Chapter 15: Race as a Currency? Profitability and Racialization in French Healthcare Institutions
As in many other countries, French public hospitals began implementing new public management reforms in the 1980s with the aim of controlling public health expenditures and increasing the financial profitability of healthcare institutions. However, public hospital patients often have characteristics that are in contradiction with these reforms’ requirements: a weak “mobilizing value” combining the need for time consuming care, long stays in health departments and problems of solvency. Healthcare professionals are therefore encouraged to select patients based on their presumed profitability. Medical, paramedical and administrative staff daily use racialization to assess the patients’ “care load” and budgetary value, and to decide if they represent a risk for healthcare institutions based on profitability criteria. Patients categorized as Roma are perceived as non-profitable patients since they are said to be poor, nomadic, homeless, dirty, non-French-speaking, undocumented migrants, etc. As a consequence, some specialized departments refuse to receive them even when they are sent by the Emergency Room (ER) department of the very same hospital. And some ER departments drive them away on false pretexts, endangering these racialized patients’ health. Budgetary results trump the principle of access to healthcare. In this way, healthcare represents a market in which race is a currency.

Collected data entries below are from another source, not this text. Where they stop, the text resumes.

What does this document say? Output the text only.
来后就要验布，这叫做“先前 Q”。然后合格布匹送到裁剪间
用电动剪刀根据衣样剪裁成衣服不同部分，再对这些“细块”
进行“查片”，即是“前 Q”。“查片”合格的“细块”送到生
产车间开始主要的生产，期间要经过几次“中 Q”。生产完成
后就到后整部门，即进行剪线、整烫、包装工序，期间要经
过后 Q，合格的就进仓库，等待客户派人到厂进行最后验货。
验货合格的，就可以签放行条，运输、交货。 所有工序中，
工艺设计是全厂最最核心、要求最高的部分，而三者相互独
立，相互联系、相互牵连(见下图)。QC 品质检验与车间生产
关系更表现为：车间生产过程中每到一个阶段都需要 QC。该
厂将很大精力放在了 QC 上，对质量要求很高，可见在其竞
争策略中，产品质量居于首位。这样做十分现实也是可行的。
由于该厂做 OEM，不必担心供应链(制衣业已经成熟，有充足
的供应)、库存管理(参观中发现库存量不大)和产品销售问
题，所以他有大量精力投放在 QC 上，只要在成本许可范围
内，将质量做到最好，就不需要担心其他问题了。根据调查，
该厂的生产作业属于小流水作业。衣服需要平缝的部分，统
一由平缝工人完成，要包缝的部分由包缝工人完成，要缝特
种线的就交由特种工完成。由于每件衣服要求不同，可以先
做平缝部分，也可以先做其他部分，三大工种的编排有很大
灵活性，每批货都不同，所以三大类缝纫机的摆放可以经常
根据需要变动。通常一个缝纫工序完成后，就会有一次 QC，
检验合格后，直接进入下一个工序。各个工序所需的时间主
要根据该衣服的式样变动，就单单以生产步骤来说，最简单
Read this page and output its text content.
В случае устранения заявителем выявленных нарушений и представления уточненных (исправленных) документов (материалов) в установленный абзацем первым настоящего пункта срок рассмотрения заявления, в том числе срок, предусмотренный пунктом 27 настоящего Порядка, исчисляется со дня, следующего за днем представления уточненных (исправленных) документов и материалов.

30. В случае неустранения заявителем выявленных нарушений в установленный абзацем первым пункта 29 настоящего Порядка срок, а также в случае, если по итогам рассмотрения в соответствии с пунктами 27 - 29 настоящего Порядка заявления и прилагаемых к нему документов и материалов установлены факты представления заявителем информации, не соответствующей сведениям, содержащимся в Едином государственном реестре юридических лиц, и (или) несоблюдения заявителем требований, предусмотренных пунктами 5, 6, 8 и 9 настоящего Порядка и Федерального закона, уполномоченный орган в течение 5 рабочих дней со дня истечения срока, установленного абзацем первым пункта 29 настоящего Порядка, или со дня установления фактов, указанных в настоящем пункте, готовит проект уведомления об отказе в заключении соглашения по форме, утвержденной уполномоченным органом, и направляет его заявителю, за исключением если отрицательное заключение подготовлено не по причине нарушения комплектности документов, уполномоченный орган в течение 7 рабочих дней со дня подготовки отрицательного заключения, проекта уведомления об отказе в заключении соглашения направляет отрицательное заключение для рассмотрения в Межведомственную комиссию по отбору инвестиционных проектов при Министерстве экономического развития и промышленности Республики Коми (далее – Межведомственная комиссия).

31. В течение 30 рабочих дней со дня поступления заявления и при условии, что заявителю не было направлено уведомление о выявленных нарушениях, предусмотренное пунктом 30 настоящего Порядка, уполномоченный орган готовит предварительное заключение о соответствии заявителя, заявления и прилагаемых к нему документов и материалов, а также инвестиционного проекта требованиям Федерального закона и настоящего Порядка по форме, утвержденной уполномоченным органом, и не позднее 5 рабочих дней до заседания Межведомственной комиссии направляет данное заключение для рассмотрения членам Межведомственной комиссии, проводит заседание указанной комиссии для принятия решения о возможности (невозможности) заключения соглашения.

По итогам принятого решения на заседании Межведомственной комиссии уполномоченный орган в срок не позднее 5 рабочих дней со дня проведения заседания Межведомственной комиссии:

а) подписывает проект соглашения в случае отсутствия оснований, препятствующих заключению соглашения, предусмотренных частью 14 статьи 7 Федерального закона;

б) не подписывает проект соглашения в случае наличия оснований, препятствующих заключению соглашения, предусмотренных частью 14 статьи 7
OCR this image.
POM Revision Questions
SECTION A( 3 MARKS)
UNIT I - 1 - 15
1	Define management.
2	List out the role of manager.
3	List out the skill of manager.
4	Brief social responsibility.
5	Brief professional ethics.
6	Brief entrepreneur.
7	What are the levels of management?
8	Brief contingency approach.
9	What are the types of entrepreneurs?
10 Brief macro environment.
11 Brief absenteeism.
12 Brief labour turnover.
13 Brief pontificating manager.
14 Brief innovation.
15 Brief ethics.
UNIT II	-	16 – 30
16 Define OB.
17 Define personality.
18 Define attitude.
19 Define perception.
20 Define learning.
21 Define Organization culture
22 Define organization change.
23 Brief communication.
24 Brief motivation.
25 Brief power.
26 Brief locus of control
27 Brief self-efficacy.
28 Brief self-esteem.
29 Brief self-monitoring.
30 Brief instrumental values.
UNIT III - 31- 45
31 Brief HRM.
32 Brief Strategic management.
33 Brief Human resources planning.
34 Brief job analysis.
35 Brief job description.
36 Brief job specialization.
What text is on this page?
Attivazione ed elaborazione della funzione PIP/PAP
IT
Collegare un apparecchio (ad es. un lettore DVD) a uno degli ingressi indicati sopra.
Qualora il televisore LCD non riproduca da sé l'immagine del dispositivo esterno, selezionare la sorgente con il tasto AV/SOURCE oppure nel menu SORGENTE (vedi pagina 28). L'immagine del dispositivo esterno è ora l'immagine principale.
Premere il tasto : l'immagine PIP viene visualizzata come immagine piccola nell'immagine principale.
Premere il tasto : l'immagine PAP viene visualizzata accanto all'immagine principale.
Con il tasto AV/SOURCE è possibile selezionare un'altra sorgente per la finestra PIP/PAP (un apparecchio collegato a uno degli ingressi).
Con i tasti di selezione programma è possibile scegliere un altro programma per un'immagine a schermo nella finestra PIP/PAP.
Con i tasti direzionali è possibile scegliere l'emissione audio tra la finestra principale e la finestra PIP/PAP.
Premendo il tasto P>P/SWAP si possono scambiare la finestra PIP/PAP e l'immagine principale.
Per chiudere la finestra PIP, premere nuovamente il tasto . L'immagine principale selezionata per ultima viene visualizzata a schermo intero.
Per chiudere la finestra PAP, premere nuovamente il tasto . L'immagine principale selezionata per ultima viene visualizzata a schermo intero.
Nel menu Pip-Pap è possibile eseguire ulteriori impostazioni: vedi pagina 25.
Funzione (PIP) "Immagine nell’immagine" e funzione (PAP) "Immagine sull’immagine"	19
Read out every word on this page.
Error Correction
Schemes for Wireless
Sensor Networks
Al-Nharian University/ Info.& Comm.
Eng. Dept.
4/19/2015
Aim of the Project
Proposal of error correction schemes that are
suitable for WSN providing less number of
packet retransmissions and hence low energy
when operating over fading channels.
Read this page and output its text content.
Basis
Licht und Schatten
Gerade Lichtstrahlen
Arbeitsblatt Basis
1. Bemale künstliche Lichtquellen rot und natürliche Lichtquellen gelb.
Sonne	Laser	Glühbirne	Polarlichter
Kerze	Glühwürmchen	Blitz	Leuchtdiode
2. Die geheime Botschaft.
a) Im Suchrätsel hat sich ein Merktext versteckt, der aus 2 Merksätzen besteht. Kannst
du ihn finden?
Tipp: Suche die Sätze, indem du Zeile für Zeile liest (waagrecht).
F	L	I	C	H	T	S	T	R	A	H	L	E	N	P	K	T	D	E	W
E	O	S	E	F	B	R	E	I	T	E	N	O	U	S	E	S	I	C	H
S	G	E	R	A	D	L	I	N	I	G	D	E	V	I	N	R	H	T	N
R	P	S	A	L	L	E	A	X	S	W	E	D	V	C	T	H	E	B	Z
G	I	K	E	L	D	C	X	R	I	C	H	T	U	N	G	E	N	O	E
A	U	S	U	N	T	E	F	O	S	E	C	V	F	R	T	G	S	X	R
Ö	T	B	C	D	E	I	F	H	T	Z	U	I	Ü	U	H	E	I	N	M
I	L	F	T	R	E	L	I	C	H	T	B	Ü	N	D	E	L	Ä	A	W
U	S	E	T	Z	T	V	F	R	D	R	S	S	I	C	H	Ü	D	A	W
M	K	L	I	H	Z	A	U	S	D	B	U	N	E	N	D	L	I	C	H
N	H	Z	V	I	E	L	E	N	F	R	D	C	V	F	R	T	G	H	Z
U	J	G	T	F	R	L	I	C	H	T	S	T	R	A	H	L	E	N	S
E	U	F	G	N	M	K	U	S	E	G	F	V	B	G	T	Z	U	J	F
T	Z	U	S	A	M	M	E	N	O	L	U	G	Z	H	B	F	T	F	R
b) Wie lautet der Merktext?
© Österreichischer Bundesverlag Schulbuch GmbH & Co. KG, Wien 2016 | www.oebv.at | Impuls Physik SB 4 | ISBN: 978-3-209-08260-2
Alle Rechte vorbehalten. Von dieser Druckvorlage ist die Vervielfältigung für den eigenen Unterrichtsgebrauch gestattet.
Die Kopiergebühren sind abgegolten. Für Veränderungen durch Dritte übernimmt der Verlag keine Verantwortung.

Keywords: Race, Racialization process, Healthcare, French public hospital, Roma People, New public management, Profitability, Selection, Exclusion, Discrimination, Equal access principle.

Samuel Kwaku Bonsu

Chapter 16: Development by Markets: An Essay on the Continuities of Colonial Development and Racism in Africa
As the capitalist firm has assumed more power in global affairs, the concept and practice of development has shifted from its colonial dependency on the nation-state to the firm. The resulting paradigm calls for development strategies that provide the multinational corporation with access into heretofore inaccessible markets, especially in Africa. In this paper, I examine this new concept of development within the context of its colonial heritage and attendant racism. I conclude that this new approach harbors colonial ideologies related to visions of African inferiority that have found residence in development practice. This suggests a perpetual cycle of dependence of the poor nations on the rich, a situation that does not portend well for the next generation of Africans. Looking into the future, I note the need for a truly post-colonial African development concept that would build bridges across races to facilitate the wellbeing of all, including the marginalized. Such development would avoid all colonial inclinations and seek total emancipation from racism and other colonial ills.

Keywords: African Development, Colonialism, Post-colonial Development, Base of the Pyramid, Colonial Racism, Whiteness.